Quick round-up of shows I have seen in the last few months but, for whatever reason, didn’t get around to writing about. So behind the cut: The Damned, the Meat Puppets, the Koffin Kats (part III) and John Doe.
the damned’s captain sensible and dave vanian, metro, 2011-10-25
I love the Damned. Like. A lot. They were celebrating their 35th anniversary by playing 1977’s Damned, Damned, Damned and 1980’s The Black Album back-to-back. The former is one of the greatest albums of all time ever, the latter is not far behind, and there was no way in hell I was missing this show.
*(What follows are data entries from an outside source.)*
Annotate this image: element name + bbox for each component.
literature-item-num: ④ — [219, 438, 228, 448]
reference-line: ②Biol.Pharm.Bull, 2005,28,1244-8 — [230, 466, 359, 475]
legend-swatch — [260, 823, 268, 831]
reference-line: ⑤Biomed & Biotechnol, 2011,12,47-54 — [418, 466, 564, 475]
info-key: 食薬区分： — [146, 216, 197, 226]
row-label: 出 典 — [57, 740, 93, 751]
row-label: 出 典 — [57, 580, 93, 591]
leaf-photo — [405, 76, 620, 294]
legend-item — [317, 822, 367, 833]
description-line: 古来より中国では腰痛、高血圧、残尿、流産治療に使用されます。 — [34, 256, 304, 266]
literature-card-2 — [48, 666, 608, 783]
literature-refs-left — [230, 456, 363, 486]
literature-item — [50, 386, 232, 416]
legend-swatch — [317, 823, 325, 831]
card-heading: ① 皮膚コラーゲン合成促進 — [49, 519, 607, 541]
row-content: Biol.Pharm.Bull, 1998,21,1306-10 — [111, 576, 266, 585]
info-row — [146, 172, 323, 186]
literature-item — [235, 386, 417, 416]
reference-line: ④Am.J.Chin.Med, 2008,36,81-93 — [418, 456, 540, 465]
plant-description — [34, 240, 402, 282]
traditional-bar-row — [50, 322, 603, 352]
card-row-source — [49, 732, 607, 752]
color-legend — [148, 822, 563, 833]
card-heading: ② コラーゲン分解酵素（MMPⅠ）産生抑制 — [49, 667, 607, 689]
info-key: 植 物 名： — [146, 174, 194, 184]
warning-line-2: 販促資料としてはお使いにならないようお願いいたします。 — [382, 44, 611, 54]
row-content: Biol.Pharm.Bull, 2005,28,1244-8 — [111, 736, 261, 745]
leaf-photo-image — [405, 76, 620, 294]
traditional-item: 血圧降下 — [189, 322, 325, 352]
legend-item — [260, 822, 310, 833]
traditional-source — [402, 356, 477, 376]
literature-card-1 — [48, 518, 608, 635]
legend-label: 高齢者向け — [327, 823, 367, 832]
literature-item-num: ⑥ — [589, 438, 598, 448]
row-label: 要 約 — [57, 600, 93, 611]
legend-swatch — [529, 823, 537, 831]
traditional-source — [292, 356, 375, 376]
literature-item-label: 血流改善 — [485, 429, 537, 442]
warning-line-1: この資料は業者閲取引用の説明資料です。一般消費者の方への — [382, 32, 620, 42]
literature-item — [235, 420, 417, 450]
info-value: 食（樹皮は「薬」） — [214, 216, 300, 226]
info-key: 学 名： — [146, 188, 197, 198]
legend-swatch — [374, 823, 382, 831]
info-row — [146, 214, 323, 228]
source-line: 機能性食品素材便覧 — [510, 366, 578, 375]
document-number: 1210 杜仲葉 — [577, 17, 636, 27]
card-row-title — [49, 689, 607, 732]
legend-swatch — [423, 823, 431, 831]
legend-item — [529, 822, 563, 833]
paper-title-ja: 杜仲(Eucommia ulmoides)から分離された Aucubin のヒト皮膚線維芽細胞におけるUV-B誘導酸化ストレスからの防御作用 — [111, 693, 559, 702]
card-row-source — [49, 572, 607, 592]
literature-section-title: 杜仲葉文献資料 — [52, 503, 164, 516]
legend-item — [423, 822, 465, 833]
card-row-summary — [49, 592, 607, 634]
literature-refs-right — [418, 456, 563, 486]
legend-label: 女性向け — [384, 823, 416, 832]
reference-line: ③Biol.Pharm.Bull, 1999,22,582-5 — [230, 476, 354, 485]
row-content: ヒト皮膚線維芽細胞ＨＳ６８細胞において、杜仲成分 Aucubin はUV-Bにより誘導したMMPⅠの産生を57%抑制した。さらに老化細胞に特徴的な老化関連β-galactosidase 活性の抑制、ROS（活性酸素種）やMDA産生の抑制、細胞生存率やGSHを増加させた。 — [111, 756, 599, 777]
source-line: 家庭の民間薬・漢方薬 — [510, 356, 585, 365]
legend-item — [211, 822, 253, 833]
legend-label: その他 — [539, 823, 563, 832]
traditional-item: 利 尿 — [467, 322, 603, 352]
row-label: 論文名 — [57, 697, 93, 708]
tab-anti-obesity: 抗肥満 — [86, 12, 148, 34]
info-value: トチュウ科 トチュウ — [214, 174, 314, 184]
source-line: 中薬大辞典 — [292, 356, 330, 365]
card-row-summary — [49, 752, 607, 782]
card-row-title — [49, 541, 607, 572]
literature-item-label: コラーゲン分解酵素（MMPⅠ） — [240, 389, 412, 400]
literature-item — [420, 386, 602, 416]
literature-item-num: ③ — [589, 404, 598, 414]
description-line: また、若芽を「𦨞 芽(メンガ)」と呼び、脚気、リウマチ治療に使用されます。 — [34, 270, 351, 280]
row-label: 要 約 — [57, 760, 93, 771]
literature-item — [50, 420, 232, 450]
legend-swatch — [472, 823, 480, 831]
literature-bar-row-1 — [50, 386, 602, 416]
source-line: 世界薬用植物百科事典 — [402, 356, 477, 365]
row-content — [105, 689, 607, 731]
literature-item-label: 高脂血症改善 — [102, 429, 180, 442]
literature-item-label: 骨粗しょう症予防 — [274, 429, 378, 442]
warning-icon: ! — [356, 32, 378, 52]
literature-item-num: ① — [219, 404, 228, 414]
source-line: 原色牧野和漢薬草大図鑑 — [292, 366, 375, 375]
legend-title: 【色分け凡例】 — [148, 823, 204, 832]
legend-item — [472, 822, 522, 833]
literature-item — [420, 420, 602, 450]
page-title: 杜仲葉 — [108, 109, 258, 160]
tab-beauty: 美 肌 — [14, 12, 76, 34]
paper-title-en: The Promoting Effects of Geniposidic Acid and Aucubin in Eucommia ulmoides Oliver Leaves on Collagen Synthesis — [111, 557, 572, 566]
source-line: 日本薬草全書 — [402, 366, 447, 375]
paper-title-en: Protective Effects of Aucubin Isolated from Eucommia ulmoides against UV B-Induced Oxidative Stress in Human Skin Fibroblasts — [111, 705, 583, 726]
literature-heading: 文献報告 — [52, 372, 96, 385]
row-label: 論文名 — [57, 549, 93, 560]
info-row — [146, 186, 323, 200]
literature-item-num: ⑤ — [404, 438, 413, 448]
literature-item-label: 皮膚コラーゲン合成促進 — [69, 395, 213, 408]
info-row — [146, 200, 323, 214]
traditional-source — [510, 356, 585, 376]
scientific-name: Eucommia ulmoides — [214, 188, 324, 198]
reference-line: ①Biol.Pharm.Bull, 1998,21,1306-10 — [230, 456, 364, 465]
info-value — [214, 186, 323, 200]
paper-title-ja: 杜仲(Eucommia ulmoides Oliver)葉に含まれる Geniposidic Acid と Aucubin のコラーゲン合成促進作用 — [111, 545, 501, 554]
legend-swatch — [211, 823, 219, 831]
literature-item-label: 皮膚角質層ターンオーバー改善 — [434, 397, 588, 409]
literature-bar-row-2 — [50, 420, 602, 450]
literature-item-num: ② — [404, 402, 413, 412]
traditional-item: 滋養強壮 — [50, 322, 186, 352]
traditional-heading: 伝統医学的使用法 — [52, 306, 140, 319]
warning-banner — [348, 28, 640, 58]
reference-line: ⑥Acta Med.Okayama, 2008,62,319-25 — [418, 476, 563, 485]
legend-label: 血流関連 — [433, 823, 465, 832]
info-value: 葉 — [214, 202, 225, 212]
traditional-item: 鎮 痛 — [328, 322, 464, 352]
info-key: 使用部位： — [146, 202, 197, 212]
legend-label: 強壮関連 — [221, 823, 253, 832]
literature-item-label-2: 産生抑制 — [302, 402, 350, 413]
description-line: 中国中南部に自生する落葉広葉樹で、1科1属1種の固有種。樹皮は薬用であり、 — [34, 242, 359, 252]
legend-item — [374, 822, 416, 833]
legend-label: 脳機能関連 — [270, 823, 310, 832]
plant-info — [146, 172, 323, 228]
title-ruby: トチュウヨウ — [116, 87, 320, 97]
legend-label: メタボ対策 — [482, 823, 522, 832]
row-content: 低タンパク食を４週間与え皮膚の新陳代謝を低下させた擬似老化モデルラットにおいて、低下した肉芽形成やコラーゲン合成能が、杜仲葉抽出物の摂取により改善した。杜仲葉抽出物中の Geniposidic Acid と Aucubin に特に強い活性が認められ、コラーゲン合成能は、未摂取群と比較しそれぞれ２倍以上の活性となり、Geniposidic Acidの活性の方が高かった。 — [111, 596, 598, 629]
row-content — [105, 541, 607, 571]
The band came out and waved and Dave was in his dark suit and sunglasses like one of the original gothboys that he is, and Captain Sensible looked like a guy wearing a Captain Sensible costume, and the bassline of “Neat Neat Neat” kicked in and I smiled and danced for hours. I knew I would enjoy the show, but oh my god, I had so many Feelings. It was actually a bit overwhelming! I tried for weeks to write about this show and couldn’t do it, but it was one of the best this year.
Support was The Legendary Shack Shakers, as kickass a rockabilly band as I’ve seen. I’ll definitely be trying to see them again. Full photo set.
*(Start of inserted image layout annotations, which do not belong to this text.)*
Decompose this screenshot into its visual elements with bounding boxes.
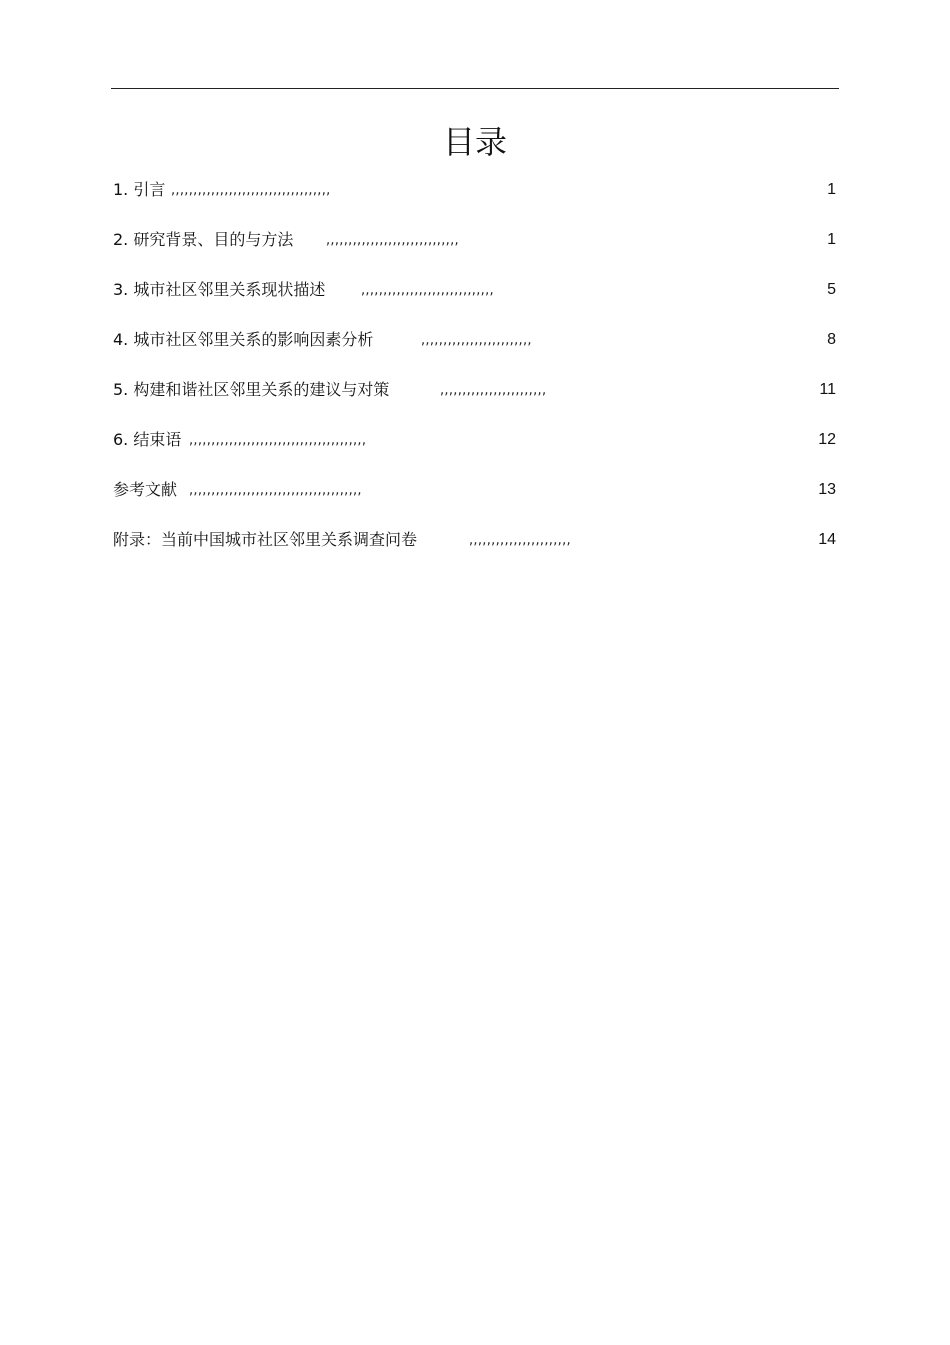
- toc-entry[interactable]: [113, 226, 836, 276]
- toc-entry-leader: ,,,,,,,,,,,,,,,,,,,,,,,,,,,,,,: [361, 283, 494, 298]
- toc-entry-leader: ,,,,,,,,,,,,,,,,,,,,,,,,,,,,,,,,,,,,,,,,: [189, 433, 367, 448]
- toc-entry-label: 5. 构建和谐社区邻里关系的建议与对策: [113, 380, 390, 399]
- toc-entry-label: 3. 城市社区邻里关系现状描述: [113, 280, 326, 299]
- page-title: 目录: [442, 123, 507, 161]
- toc-entry[interactable]: [113, 476, 836, 526]
- toc-entry-label: 4. 城市社区邻里关系的影响因素分析: [113, 330, 374, 349]
- toc-entry-label: 2. 研究背景、目的与方法: [113, 230, 294, 249]
- toc-entry-leader: ,,,,,,,,,,,,,,,,,,,,,,,,,: [421, 333, 532, 348]
- toc-entry-label: 1. 引言: [113, 180, 166, 199]
- toc-entry-page: 1: [827, 231, 836, 248]
- toc-entry[interactable]: [113, 526, 836, 576]
- toc-entry-page: 5: [827, 281, 836, 298]
- toc-entry[interactable]: [113, 426, 836, 476]
- toc-entry[interactable]: [113, 176, 836, 226]
- toc-entry[interactable]: [113, 326, 836, 376]
- toc-entry-leader: ,,,,,,,,,,,,,,,,,,,,,,,,,,,,,,: [326, 233, 459, 248]
- toc-entry-leader: ,,,,,,,,,,,,,,,,,,,,,,,,,,,,,,,,,,,,,,,: [189, 483, 362, 498]
- toc-entry[interactable]: [113, 376, 836, 426]
- toc-entry-page: 12: [818, 431, 836, 448]
- toc-entry-page: 11: [819, 381, 836, 398]
- toc-entry-page: 13: [818, 481, 836, 498]
- toc-entry[interactable]: [113, 276, 836, 326]
- toc-entry-leader: ,,,,,,,,,,,,,,,,,,,,,,,,,,,,,,,,,,,,: [171, 183, 331, 198]
- table-of-contents: [113, 176, 836, 576]
- toc-entry-leader: ,,,,,,,,,,,,,,,,,,,,,,,,: [440, 383, 547, 398]
- toc-entry-label: 附录：当前中国城市社区邻里关系调查问卷: [113, 530, 418, 549]
- toc-entry-label: 6. 结束语: [113, 430, 182, 449]
- toc-entry-page: 14: [818, 531, 836, 548]
- toc-entry-page: 8: [827, 331, 836, 348]
- toc-entry-leader: ,,,,,,,,,,,,,,,,,,,,,,,: [469, 533, 571, 548]
- header-rule: [111, 88, 839, 89]
- toc-entry-label: 参考文献: [113, 480, 178, 499]
- toc-entry-page: 1: [827, 181, 836, 198]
curt kirkwood of the meat puppets. double door, 2011-11-11
Confession time, you guys: Sometimes I get the Meat Puppets confused with the Meatmen, the Marked Men, the Mustard Men and Mustard Plug. None of those bands have anything in common, though, don’t worry. There is no need for alarm. It’s just a name thing.
Anyway. When trying to tell people about the Meat Puppets, I always forget that they were sort of popular in the 90s (thank you, Nirvana), and I fall back on describing them as one of the “big” SST bands from back in the day, when SST signed weird hardcore bands and a handful of them got popular (for some punk rock version of popular) by mixing hardcore and something else. Black Flag went metal, Hüsker Dü went pop, the Minutemen went funk, and the Meat Puppets went country. But whatever, I love hardcore!Meat Puppets and alt.grunge!Meat Puppets and I’m not super wild about contemporary.country!Meat Puppets (which seems to be what they are doing now), but this was a good show. Those dudes can really fucking play, and they were having such a good time up there doing it. They played old songs and new songs and the Kirkwoods might be looking rough, but I like my people with some edges.
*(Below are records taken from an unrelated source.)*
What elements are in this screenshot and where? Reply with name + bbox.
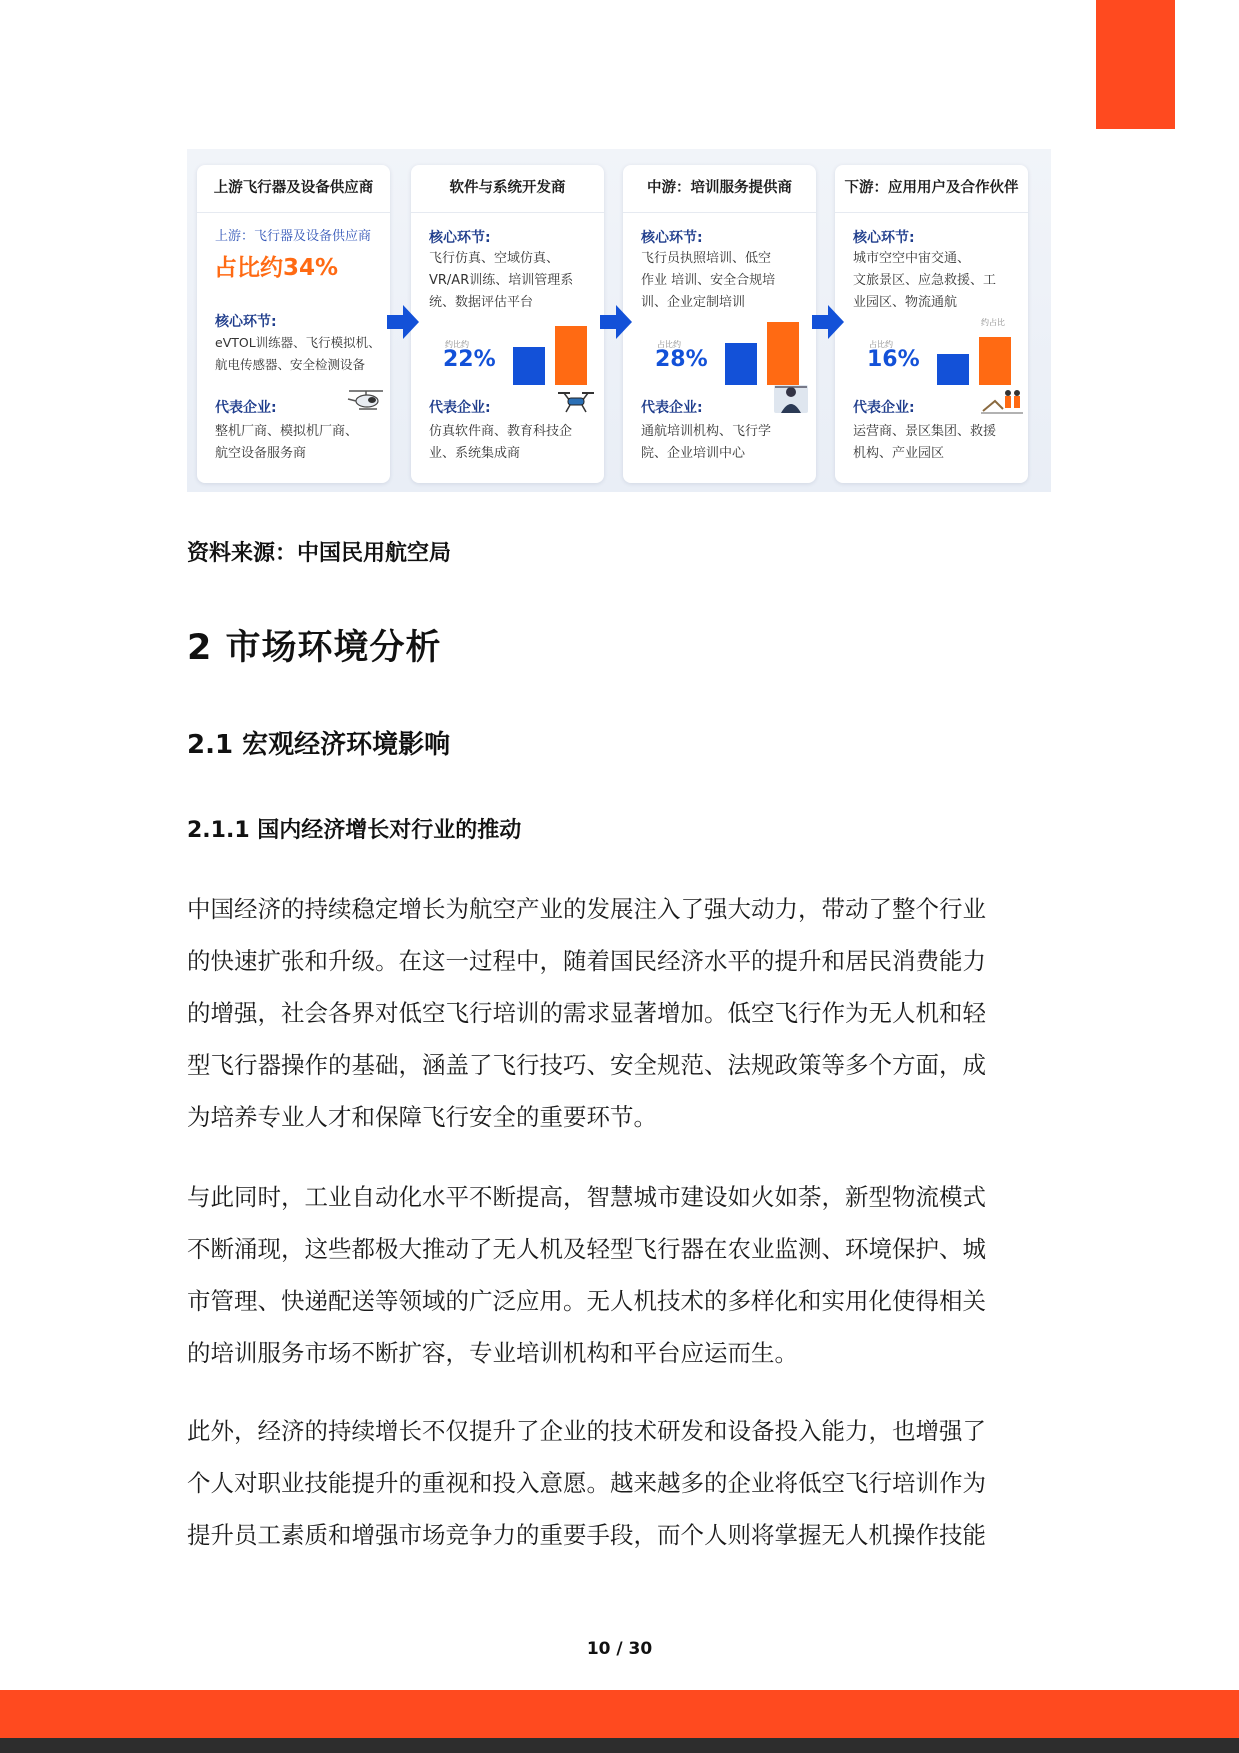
- subsubsection-heading: 2.1.1 国内经济增长对行业的推动: [187, 818, 522, 843]
- text-line: 个人对职业技能提升的重视和投入意愿。越来越多的企业将低空飞行培训作为: [187, 1469, 986, 1497]
- core-line: 航电传感器、安全检测设备: [215, 357, 366, 372]
- arrow-right-icon: [812, 305, 844, 339]
- core-label: 核心环节:: [641, 230, 703, 246]
- figure-source: 资料来源：中国民用航空局: [187, 541, 452, 566]
- core-line: 飞行仿真、空域仿真、: [429, 251, 560, 266]
- paragraph: [187, 1171, 1037, 1379]
- rep-line: 整机厂商、模拟机厂商、: [215, 424, 359, 439]
- core-line: 业园区、物流通航: [853, 295, 958, 310]
- corner-accent-tab: [1096, 0, 1175, 129]
- rep-label: 代表企业:: [641, 400, 703, 416]
- rep-line: 通航培训机构、飞行学: [641, 424, 772, 439]
- footer-dark-strip: [0, 1738, 1239, 1753]
- arrow-right-icon: [600, 305, 632, 339]
- text-line: 市管理、快递配送等领域的广泛应用。无人机技术的多样化和实用化使得相关: [187, 1287, 986, 1315]
- core-line: 作业 培训、安全合规培: [641, 273, 776, 288]
- card-subtitle: 上游：飞行器及设备供应商: [215, 229, 372, 244]
- share-bars: [937, 315, 1017, 385]
- bar-blue: [513, 347, 545, 386]
- core-label: 核心环节:: [215, 314, 277, 330]
- text-line: 的培训服务市场不断扩容，专业培训机构和平台应运而生。: [187, 1339, 798, 1367]
- rep-label: 代表企业:: [853, 400, 915, 416]
- rep-line: 业、系统集成商: [429, 446, 521, 461]
- text-line: 此外，经济的持续增长不仅提升了企业的技术研发和设备投入能力，也增强了: [187, 1417, 986, 1445]
- paragraph: [187, 1405, 1037, 1561]
- rep-label: 代表企业:: [429, 400, 491, 416]
- core-line: 统、数据评估平台: [429, 295, 534, 310]
- helicopter-icon: [347, 387, 387, 415]
- card-title: 软件与系统开发商: [411, 165, 604, 213]
- footer-accent-bar: [0, 1690, 1239, 1738]
- card-title: 中游：培训服务提供商: [623, 165, 816, 213]
- small-label: 占比约: [869, 340, 893, 349]
- share-text: 占比约34%: [214, 255, 339, 281]
- rep-line: 仿真软件商、教育科技企: [429, 424, 573, 439]
- text-line: 的增强，社会各界对低空飞行培训的需求显著增加。低空飞行作为无人机和轻: [187, 999, 986, 1027]
- small-label: 约比约: [445, 340, 469, 349]
- bar-blue: [725, 343, 757, 385]
- paragraph: [187, 883, 1037, 1143]
- text-line: 不断涌现，这些都极大推动了无人机及轻型飞行器在农业监测、环境保护、城: [187, 1235, 986, 1263]
- rep-label: 代表企业:: [215, 400, 277, 416]
- rep-line: 院、企业培训中心: [641, 446, 746, 461]
- text-line: 为培养专业人才和保障飞行安全的重要环节。: [187, 1103, 657, 1131]
- section-heading: 2 市场环境分析: [187, 628, 442, 668]
- core-label: 核心环节:: [429, 230, 491, 246]
- rep-line: 航空设备服务商: [215, 446, 307, 461]
- rep-line: 机构、产业园区: [853, 446, 945, 461]
- share-bars: [513, 315, 593, 385]
- core-label: 核心环节:: [853, 230, 915, 246]
- text-line: 提升员工素质和增强市场竞争力的重要手段，而个人则将掌握无人机操作技能: [187, 1521, 986, 1549]
- text-line: 中国经济的持续稳定增长为航空产业的发展注入了强大动力，带动了整个行业: [187, 895, 986, 923]
- share-percent: 16%: [867, 347, 920, 372]
- card-midstream: [623, 165, 816, 483]
- small-label-right: 约占比: [981, 318, 1005, 327]
- core-line: 城市空空中宙交通、: [853, 251, 971, 266]
- text-line: 与此同时，工业自动化水平不断提高，智慧城市建设如火如荼，新型物流模式: [187, 1183, 986, 1211]
- pilot-icon: [773, 381, 809, 415]
- card-title: 下游：应用用户及合作伙伴: [835, 165, 1028, 213]
- card-downstream: [835, 165, 1028, 483]
- share-percent: 28%: [655, 347, 708, 372]
- industry-chain-figure: [187, 149, 1051, 492]
- drone-icon: [554, 387, 598, 415]
- arrow-right-icon: [387, 305, 419, 339]
- text-line: 的快速扩张和升级。在这一过程中，随着国民经济水平的提升和居民消费能力: [187, 947, 986, 975]
- page-number: 10 / 30: [586, 1639, 653, 1659]
- bar-blue: [937, 354, 969, 386]
- subsection-heading: 2.1 宏观经济环境影响: [187, 730, 451, 760]
- core-line: 训、企业定制培训: [641, 295, 746, 310]
- core-line: VR/AR训练、培训管理系: [429, 273, 574, 288]
- card-upstream: [197, 165, 390, 483]
- rep-line: 运营商、景区集团、救援: [853, 424, 997, 439]
- share-bars: [725, 315, 805, 385]
- bar-orange: [979, 337, 1011, 385]
- bar-orange: [555, 326, 587, 386]
- share-percent: 22%: [443, 347, 496, 372]
- core-line: eVTOL训练器、飞行模拟机、: [215, 335, 381, 350]
- core-line: 文旅景区、应急救援、工: [853, 273, 997, 288]
- card-title: 上游飞行器及设备供应商: [197, 165, 390, 213]
- card-software: [411, 165, 604, 483]
- workers-icon: [981, 387, 1023, 415]
- bar-orange: [767, 322, 799, 385]
- text-line: 型飞行器操作的基础，涵盖了飞行技巧、安全规范、法规政策等多个方面，成: [187, 1051, 986, 1079]
- core-line: 飞行员执照培训、低空: [641, 251, 772, 266]
- small-label: 占比约: [657, 340, 681, 349]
Support was a local band called the Sweeps that I can’t really tell you much about (except for, “My name is Santiago, and that’s Bob.” The juxtaposition of those two names cracked me up) and a Belgian garage.grunge band called Black Box Revelation. I was not really in the mood to listen to drawn-out noise jams (which means I was also not in the mood that would’ve been most receptive to the Meat Puppets), but I thought these guys were worth checking out.
The light was shit that night, and so the photos are terrible. They are here, nonetheless.
koffin kats @ reggie’s rock club, 2011-12-16
You guys know how I feel about Koffin Kats shows. Fantastic good times all around. They are hard as hell to photograph, but whatever. Let’s just look at more pictures.
vic victor zooooom. koffin kats @ reggie’s rock club, 2011-12-16
tracer bullet @ reggie’s rock club, 2011-12-16.
That’s Tracer Bullet, the band that drives me completely insane because I swear to god I know those guys from a different life. Which life? I have no idea. If you like your punk rock mixed up with the oldies station I listened to in Michigan (50s rock, early early r&b, motown, some soul), you should check them out. Also because Chris tends to take his clothes off. As you can see, he is a fan of Batman. I approve this message.
john doe, old town school of folk music. 2011-11-26
Took a break from Social D to go to my second John Doe show of the year. The first was with Jill Sobule at Lincoln Hall supporting their album, A Day at the Pass, and this time he was at the Old Town School supporting his own new one, Keeper. His backing band includes Maggie Björklund on pedal steel, which is completely aces, and Dead Rock West’s Cindy Wasserman on supporting vox. Which is to say that the people behind him are fantastic. Anyway, I love John Doe so much that I walked up to him of my own volition and told him so. His shows are fantastic, but he doesn’t belong at the Old Town School. He has too much energy for that place, or a different kind of energy, or something. Don’t get me wrong, it’s a fantastic venue and a great place for certain kinds of shows, but there was something off about it in this case. All that sitting, sipping your wine while John Doe is rocking out a few feet away? I can’t even deal with that.
Also they irritate me with their no-photography signs, which say “per the artist’s request,” as if they ask each individual artist and go from there. Lies! They do not allow photography and they should just say so. But whatever, I heart John Doe and I will go see him every time, even playing venues I feel are not kickass enough for him.